The Spirit keeps faith alive even when our bodies are dying, allowing even the gravely ill to testify to the hope that is within them. The Spirit touches us at the graveside of a loved one, allowing us somehow and against all odds to say the Apostles' Creed and to believe it when we say, despite the casket in front of us, that we really do believe in "the resurrection of the body." The Spirit pours itself out at the baptismal font and stays with our baptized children even in those far countries where the prodigal sons and daughters sometimes travel. And when one of those wandering sheep returns to the fold, there is never any doubting that the Holy Spirit led this one back home.

The Holy Spirit of Pentecost does all of that and more. But let us not forget the very first effect this Spirit had: the Spirit of God brought people together, allowed a common understanding of the same gospel among people who were very different from one another.

We live in a fiercely partisan and divisive age.   It seems that finding “wedge issues” that divide people has become something of a cottage industry in the United States. Too often we Christian people are part and parcel of all that, absorbing the divisive rhetoric of talking heads and consuming as a kind of latter day “bread and circuses” the shouting matches that pass for intelligent conversation on talk radio and cable news stations. We seem to enjoy such things these days. We seem to revel in divisiveness. We try and try and try to draw the circle tighter, to exclude and limit and categorize and ignore.

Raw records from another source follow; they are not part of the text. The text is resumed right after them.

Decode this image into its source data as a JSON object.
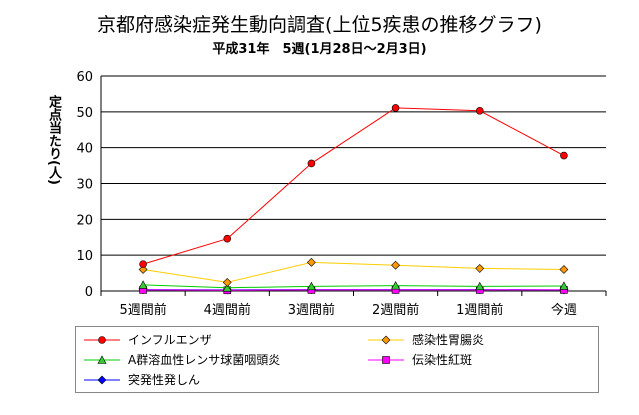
{
  "title": "京都府感染症発生動向調査(上位5疾患の推移グラフ)",
  "subtitle": "平成31年　5週(1月28日〜2月3日)",
  "chart_data": {
    "type": "line",
    "ylabel": "定点当たり(人)",
    "ylim": [
      0,
      60
    ],
    "yticks": [
      0,
      10,
      20,
      30,
      40,
      50,
      60
    ],
    "grid": true,
    "legend_position": "bottom",
    "categories": [
      "5週間前",
      "4週間前",
      "3週間前",
      "2週間前",
      "1週間前",
      "今週"
    ],
    "series": [
      {
        "name": "インフルエンザ",
        "color": "#ff0000",
        "marker": "circle",
        "marker_color": "#ff0000",
        "values": [
          7.5,
          14.6,
          35.6,
          51.1,
          50.3,
          37.8
        ]
      },
      {
        "name": "感染性胃腸炎",
        "color": "#ffcc00",
        "marker": "diamond",
        "marker_color": "#ff9900",
        "values": [
          6.0,
          2.4,
          8.0,
          7.2,
          6.3,
          6.0
        ]
      },
      {
        "name": "A群溶血性レンサ球菌咽頭炎",
        "color": "#00cc00",
        "marker": "triangle",
        "marker_color": "#33cc33",
        "values": [
          1.7,
          0.9,
          1.3,
          1.5,
          1.3,
          1.4
        ]
      },
      {
        "name": "伝染性紅斑",
        "color": "#ff00ff",
        "marker": "square",
        "marker_color": "#ff00ff",
        "values": [
          0.3,
          0.2,
          0.3,
          0.3,
          0.3,
          0.3
        ]
      },
      {
        "name": "突発性発しん",
        "color": "#0000ff",
        "marker": "diamond",
        "marker_color": "#0000ff",
        "values": [
          0.4,
          0.3,
          0.4,
          0.4,
          0.4,
          0.3
        ]
      }
    ]
  }
}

May I suggest that maybe Pentecost tells us that the Holy Spirit that dwells within us is opposed to the forces of division and animosity. The Holy Spirit unmade the chaos of Babel and calls us to be unified, not divided. This Holy Spirit is the very Spirit through which Jesus Christ brings true peace in chaotic times and true calm to hearts that have every right to be troubled. That Holy Spirit gives to all who believe a Life, a Liveliness, and unity and a calm that really does pass all understanding.

More than that this Spirit who arrived on a screaming, uncontrollable torrent of wind is alive and moving even today, in amazing and unpredictable ways still insisting on drawing the circle wide, on including and accepting and welcoming and loving, on bringing the Good News of new life in Christ, of relationship with the God of grace and love, the compassionate Creator, to everyone.

And that is more than sufficient reason, on Pentecost Sunday but also at all times and even forevermore, to say “Thanks be to God.”